Пожалуй, в каком-то смысле Утэна и правда очень проста. Но даже рядом с Утэной, которая снова здесь и сейчас, открытая и прямолинейная, уже, кажется, не окруженная ореолом таинственности — даже теперь Анфи будто бы чего-то недостаёт.
— Разумеется, — говорит она.
— Я хотела пробежаться, — негромко произносит Утэна, наполовину покорно, наполовину обвиняюще.
— Я сделаю чай, — говорит Анфи и улыбается.
— Ммм... — отвечает Утэна.
— У тебя никогда не было такого чувства... — говорит Утэна и замолкает. Они лежат в полумраке, слишком маленькие в чересчур огромных апартаментах.
— Какого? — спрашивает Анфи.
— Не знаю.
— Хм.
— Просто мне кажется, будто всё это уже было, — Утэна поворачивает голову, чтобы посмотреть на Анфи, и протягивает руку. Взять эту руку — совершенно естественно; Анфи действует автоматически.

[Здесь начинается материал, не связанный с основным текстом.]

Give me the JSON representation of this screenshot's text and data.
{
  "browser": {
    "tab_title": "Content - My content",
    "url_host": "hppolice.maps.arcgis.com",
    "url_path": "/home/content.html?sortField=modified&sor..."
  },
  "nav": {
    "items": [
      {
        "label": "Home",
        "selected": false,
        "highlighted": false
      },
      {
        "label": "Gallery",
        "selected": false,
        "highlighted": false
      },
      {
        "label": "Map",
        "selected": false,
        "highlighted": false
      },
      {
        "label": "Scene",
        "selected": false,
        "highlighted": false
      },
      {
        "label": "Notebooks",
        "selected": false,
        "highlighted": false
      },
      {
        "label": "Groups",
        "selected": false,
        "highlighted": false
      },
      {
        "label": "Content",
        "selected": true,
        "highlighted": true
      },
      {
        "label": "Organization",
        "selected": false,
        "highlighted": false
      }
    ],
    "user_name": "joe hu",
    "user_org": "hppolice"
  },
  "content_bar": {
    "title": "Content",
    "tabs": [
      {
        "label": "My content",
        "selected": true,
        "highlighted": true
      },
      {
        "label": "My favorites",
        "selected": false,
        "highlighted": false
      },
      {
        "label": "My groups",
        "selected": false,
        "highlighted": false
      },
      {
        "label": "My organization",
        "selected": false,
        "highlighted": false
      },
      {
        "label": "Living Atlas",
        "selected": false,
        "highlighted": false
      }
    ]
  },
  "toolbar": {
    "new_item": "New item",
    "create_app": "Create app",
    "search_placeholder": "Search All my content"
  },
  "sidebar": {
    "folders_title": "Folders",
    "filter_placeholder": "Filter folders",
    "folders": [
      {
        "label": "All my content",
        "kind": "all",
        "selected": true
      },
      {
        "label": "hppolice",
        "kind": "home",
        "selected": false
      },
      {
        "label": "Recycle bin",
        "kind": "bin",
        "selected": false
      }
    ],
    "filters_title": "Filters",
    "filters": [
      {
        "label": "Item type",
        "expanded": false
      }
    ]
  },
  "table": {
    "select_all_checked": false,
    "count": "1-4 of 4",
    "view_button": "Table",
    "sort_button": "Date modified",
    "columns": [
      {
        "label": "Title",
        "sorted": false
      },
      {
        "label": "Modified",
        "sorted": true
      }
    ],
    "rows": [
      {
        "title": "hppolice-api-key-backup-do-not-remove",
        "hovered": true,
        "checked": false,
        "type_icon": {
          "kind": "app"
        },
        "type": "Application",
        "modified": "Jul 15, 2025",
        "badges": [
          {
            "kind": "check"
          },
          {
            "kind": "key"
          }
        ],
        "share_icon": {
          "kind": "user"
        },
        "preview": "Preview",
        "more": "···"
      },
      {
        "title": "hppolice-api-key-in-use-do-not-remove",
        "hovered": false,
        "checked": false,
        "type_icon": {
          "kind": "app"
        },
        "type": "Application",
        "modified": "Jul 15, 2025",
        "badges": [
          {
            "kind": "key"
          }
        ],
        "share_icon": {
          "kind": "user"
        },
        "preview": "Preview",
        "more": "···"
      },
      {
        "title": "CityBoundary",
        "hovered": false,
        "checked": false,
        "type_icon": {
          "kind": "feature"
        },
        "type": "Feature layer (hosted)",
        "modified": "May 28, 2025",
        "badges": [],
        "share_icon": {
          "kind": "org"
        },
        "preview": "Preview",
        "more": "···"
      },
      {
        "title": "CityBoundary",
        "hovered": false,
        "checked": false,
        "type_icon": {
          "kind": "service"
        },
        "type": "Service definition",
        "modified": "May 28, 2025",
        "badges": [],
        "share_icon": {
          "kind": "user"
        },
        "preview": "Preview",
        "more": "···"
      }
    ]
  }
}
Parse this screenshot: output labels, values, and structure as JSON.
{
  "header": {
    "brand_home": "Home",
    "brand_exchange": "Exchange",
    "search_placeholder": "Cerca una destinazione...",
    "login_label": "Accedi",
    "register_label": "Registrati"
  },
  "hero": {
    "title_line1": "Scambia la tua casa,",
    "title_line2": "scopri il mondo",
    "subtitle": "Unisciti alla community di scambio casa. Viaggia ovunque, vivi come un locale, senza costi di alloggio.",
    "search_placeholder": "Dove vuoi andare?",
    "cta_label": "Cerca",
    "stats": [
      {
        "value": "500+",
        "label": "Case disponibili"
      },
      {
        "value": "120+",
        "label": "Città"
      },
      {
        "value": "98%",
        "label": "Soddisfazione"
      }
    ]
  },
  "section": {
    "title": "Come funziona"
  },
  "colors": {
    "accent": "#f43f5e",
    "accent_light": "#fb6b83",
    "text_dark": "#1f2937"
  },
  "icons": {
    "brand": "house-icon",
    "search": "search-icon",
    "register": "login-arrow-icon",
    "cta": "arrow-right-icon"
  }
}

Конечно, всё это уже было с ними. Если Анфи хорошенько сосредотачивается, то вполне понимает, что они проделывали это снова и снова, что сама их жизнь — последовательность вариаций одной очень простой схемы. Но она не любит сосредотачиваться, потому что тогда она чувствует.
Слишком много всего, чтобы чувствовать. Она старается себе этого не позволять.
Она ничего не отвечает Утэне, только улыбается. Ладонь Утэны теплая по сравнению с ее собственной, а на пальцах — мозоли. Меч накладывает свой отпечаток.
Она проводит по этим пальцам своими, задерживает настолько, насколько чувствует допустимым, а затем отпускает.
Действительно ли Утэна слегка вздохнула? Да, может быть.
Снаружи всё еще льёт дождь. И завтра будет лить точно так же.
Анфи открывает глаза. До рассвета еще далеко, но шторы распахнуты, открывая высокое окно в ночь. Размытые дождём огни города, лежащего далеко внизу, просачиваются сквозь стекло. Они высвечивают человеческую фигуру у окна — превращая ее в знакомый силуэт.
Другая половина кровати пуста.
— Утэна? — тихо и почтительно спрашивает Анфи, пытаясь остаться ненавязчивой.
— Ты собираешься уйти? — произносит неподвижный силуэт голосом Утэны.
Что-то острое проворачивается у нее в груди.
— Уйти? — живо говорит она. — Конечно нет, Утэна!
Сегодня она ни разу не собирается уходить. Хотя в какой-то другой реальности она могла бы поступить так. В какой-то другой реальности всё могло бы причинять слишком сильную боль. На самом деле, эта реальность может наступить завтра, но сегодня ночью ее не существует и никогда не было. То, что происходит сейчас — единственное, что только может случиться.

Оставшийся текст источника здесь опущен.